El terror puede tener mucho que ver con el dolor, con la pérdida. Con explorar mediante sus herramientas los efectos devastadores de sentirse partido por la mitad cuando el mundo parece aplastarlo todo. Y está lejos de ser perfecta, pero Lake Mungo va por ahí.
Unas pinceladas: es una película que incluiríamos dentro de eso llamado «falso documental». Está narrada como si fuera verdad, con entrevistas, bustos, imágenes de «archivo», declaraciones, insertos, rótulos. En este sentido, se siente fuerte. Se queda pegada a la nuca.

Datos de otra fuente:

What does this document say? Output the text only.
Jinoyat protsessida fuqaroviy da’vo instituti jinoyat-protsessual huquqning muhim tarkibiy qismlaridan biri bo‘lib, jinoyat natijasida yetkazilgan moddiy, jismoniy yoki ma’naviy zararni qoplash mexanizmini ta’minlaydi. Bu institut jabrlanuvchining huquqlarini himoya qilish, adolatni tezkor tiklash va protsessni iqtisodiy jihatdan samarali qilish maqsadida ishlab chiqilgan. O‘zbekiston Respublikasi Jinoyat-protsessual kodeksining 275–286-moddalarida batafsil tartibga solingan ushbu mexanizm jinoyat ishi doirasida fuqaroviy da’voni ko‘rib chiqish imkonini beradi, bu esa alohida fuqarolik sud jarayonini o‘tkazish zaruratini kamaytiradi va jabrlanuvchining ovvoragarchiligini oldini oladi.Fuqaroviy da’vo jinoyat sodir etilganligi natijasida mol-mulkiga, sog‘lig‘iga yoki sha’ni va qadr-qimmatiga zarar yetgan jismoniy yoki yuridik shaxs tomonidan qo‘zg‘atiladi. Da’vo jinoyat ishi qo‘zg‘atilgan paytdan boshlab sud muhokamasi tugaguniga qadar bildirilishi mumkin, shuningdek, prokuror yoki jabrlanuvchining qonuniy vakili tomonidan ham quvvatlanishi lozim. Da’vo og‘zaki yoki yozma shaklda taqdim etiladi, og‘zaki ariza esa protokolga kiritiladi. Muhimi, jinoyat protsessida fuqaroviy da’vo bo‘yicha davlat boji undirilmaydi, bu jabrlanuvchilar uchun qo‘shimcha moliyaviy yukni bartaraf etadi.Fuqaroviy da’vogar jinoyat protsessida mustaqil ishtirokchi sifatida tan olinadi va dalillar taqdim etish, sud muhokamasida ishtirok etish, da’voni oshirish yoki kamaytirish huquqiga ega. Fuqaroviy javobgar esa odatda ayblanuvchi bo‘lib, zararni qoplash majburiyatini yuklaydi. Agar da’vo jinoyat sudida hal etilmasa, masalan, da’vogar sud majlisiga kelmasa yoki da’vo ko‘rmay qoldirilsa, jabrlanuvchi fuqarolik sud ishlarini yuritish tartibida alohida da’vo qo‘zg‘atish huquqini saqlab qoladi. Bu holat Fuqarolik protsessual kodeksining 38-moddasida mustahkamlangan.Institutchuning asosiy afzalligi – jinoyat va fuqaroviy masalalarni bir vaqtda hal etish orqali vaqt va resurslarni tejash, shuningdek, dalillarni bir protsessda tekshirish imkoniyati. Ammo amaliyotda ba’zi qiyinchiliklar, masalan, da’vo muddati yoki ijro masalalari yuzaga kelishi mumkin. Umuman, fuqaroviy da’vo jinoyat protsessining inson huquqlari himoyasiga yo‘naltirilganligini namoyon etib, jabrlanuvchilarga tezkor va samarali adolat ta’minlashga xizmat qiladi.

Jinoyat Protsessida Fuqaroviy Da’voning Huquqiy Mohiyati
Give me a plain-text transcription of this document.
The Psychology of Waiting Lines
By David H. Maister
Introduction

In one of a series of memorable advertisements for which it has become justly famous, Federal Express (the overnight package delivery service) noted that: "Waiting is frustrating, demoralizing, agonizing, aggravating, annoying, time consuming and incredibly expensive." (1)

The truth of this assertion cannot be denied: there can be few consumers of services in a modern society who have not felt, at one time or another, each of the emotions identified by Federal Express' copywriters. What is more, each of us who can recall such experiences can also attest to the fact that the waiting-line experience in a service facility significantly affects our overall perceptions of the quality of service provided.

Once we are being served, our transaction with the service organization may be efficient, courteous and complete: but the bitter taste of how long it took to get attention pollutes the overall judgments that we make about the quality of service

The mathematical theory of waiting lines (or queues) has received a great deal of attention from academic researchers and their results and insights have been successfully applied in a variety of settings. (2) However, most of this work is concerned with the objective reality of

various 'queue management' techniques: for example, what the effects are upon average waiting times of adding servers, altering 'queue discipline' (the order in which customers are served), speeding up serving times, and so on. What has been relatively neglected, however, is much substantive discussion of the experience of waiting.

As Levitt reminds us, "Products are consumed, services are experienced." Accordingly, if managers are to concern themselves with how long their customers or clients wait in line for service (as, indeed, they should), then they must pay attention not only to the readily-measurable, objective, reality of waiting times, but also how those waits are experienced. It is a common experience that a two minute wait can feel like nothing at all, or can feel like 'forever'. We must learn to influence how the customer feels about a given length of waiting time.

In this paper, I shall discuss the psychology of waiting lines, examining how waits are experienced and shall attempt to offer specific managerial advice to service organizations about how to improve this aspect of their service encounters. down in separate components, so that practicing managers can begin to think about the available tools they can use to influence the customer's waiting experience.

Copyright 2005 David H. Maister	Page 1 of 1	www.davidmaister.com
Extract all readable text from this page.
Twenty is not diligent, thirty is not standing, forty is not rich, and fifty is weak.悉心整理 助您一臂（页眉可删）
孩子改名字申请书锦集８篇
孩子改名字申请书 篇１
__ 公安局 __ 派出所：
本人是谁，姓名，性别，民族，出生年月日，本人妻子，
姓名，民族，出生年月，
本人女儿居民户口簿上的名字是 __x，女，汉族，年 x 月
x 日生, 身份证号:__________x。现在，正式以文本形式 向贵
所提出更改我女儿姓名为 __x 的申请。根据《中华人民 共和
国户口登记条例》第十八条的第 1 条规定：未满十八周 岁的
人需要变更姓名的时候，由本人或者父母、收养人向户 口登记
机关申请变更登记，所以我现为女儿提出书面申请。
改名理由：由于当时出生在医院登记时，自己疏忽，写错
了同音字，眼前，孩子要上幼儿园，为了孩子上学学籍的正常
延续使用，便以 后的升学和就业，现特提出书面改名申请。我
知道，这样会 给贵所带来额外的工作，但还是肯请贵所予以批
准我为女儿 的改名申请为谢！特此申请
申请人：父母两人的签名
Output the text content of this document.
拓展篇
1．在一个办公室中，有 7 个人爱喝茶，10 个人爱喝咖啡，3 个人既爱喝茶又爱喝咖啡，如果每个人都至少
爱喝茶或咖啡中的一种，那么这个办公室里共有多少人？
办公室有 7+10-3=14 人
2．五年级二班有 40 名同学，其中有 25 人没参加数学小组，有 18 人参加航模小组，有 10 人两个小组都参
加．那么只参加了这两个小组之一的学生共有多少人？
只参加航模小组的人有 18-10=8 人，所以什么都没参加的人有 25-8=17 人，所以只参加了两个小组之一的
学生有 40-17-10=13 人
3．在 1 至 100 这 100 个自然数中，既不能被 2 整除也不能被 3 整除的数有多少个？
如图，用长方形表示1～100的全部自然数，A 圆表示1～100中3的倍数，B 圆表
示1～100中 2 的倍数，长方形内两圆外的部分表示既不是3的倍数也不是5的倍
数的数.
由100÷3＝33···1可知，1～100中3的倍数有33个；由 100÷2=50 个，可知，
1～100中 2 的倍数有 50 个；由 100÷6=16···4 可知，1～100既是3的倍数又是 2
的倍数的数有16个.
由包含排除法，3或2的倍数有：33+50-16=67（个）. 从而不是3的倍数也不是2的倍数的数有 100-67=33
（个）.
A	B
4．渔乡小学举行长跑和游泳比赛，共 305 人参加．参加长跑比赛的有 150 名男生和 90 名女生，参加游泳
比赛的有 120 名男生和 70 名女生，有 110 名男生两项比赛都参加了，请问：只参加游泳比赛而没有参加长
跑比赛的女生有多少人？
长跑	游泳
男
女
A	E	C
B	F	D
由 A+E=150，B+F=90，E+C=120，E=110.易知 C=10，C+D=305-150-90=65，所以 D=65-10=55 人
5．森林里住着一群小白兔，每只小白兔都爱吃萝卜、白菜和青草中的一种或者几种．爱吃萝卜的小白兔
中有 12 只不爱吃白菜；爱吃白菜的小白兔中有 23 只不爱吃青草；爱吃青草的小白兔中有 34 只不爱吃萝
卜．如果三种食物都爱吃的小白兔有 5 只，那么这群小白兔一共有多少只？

En esta línea, podríamos decir que es indisociable de su forma. Si no tuviera esta hechura de falso documental sería el filme más convencional jamás rodado. Pero afortunadamente ninguna obra puede ser aislada de su construcción. Su director, Joel Anderson, juega bien sus cartas. Porque la historia es la de una adolescente que fallece y deja a su familia absolutamente sumida en la miseria. Y poco a poco, irán surgiendo secretos y más secretos,
Lake Mungo es un cuento de fantasmas, pero sobre todo es un drama. Sobre irse, quedarse y estar. Por sus temas (la pérdida, la muerte, los que se quedan) puede recordar a la Kairo de Kiyoshi Kurosawa: ambas rebuscan en la melancolía, en el dolor indescifrable, en las siluetas que queremos imaginar en los márgenes de las fotografías. Aunque no tan potente, eso es cierto.
Su principal problema tiene que ver con cómo va rebuscando poco a poco la trama para tratar de sorprender desde el guion. Gira demasiadas veces sobre sí misma. Hasta llegar a resultar cansado. Erróneamente, parece confiar poco en su capacidad para sugerir, y decide enmarañar.
Lo bueno de Lake Mungo, pese a sí misma, es que duele. Pese a sus contoneos genera una lucidez triste difícil de explicar. Deja al espectador como el perro de Goya: semihundido. Y creo que ese es el mayor logro que le podemos conceder. A pesar de todas sus imperfecciones.